Subsection 1 is creditor while subsection 2 is a donee.

Whose intention matters to determine if the individual is an intended beneficiary? Argument 1: must be the intention of 1. Argument 2: Promisse’s intention. 3rd Argument: could be promisors intention if promisee has reason to know of that intention.

Chen v. Chen

893 A.2d 87 (Penn. 2006).

The daughter won at trial and on appeal. Now, the father makes this appeal.

Question

Ultimately, is the child allowed to intervene in this litigation? To answer that question, the court needs to first answer, “is the child an incidental or intended third-party beneficiary for settlement agreements involving child support?”

Rule

For a party to be an intended beneficiary, the express language of the contract must say that the individual is intended to be a beneficiary. If the language is silent, then the individual is only an incidental beneficiary.

There is a two part test:

  1. First, the recognition of the beneficiary’s right must be “appropriate to effectuate the intention of the parties,” and
  2. Second, the performance must “satisfy an obligation of the promisee to pay money to the beneficiary or the circumstances indicate that the promisee intends to give the beneficiary the benefit of the promised performance.”

In the present case, the second prong is satisfied so the only issue remaining is the first print.

Holding

Here, the daughter is not an intended beneficiary. Thus, the lower court’s ruling is reversed.

Facts

Richard Chen and his wife were married for six years before obtaining a divorce. However, before obtaining the divorce, the couple had two children. The daughter was to remain with her mother while the son was to remain with the father. As for the daughter, the parents agreed that Mr. Chen would pay Mrs. Chen $25/week in child support. Additionally, this amount was to increase if Mr. Chen’s salary increased.

The daughter grew, and so did Mr. Chen’s salary. However, although he paid his 25/week, Mr. Chen never increased the amount of child support in accordance with the principles of the agreement. Thus, when Mrs. Chen was notified that the support would cease when the daughter turned 18, she sued Mr. Chen for the balance not paid for as his salary increased. Additionally, the daughter intervened (joined, see Civ Pro II) to become a party of the litigation. At this point, the mother dropped out, thus leaving the daughter and father as sole opposing parties.

Analysis

The key phrase of this opinion is that the daughter the daughter’s “right to performance is not appropriate to effectuate the intention of the parties.” In other words, she is not an intended beneficiary and it is not appropriate to make her one. Why? Well, the parties did not expressly agree to directly pay the daughter. Instead, the mother was to be paid for the purpose of supporting her daughter. Although the concurrence would stop with this analysis, the majority continues to outline further policy reasons why a child should not be a part of this litigation. For example, allowing the child to be an intended beneficiary would open the door to all children suing parents everywhere for the direct dollar of child support.

Additional Notes

Is the daughter an incidental or intended beneficiary with the ability to enforce the agreement?

There is a two part test:

  1. First, the recognition of the beneficiary’s right must be “appropriate to effectuate the intention of the parties,” and
  2. Second, the performance must “satisfy an obligation of the promisee to pay money to the beneficiary or the circumstances indicate that the promisee intends to give the beneficiary the benefit of the promised performance.”

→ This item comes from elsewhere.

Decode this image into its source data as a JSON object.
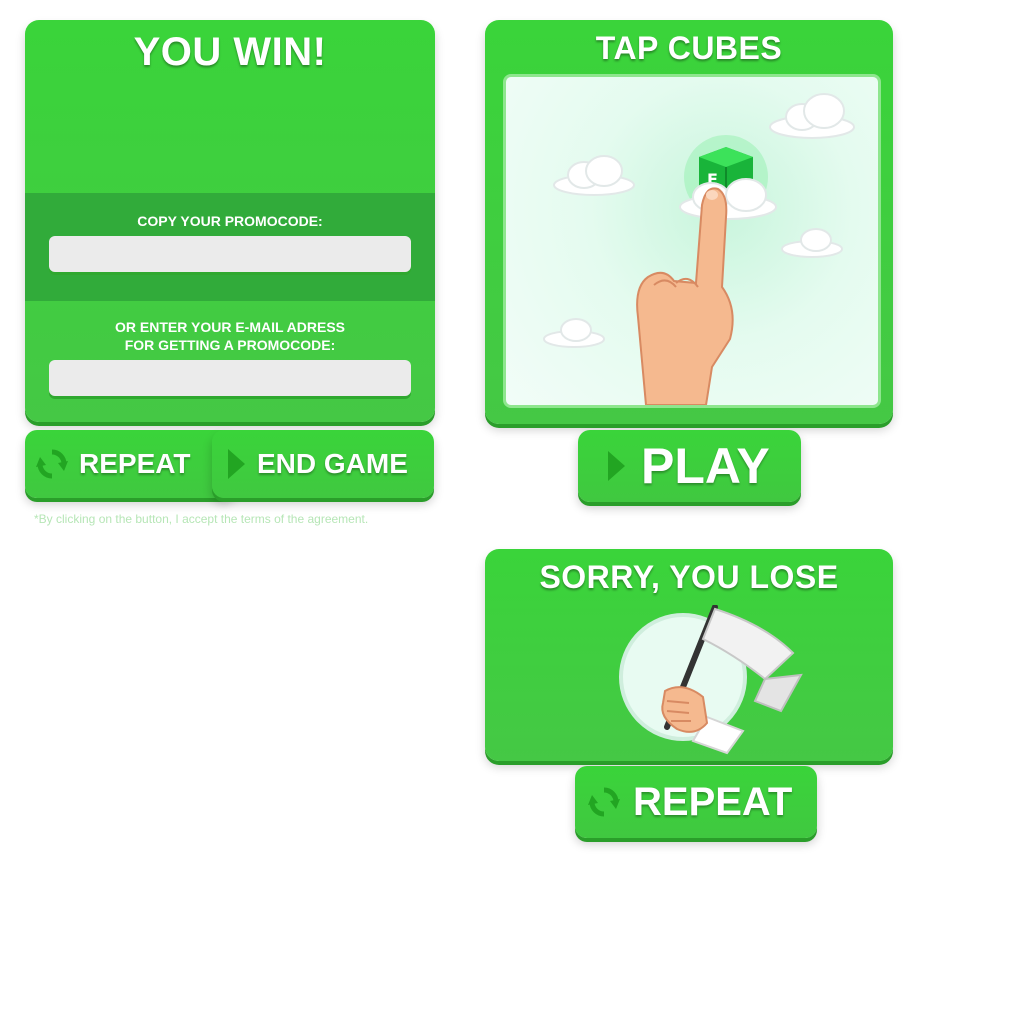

The courts have the discretion to see if it would be appropriate to determine that there is an intention of the parties. However, the court here finds it inappropriate because of strong public policy. Absent special circumstances (designation to pay directly, inability to enforce by an actual party), enforcement would not be appropriate.

Disclaimer

The content contained in this article may contain inaccuracies and is not intended to reflect the opinions, views, beliefs, or practices of any academic professor or publication. Instead, this content is a reflection on the author’s understanding of the law and legal practices.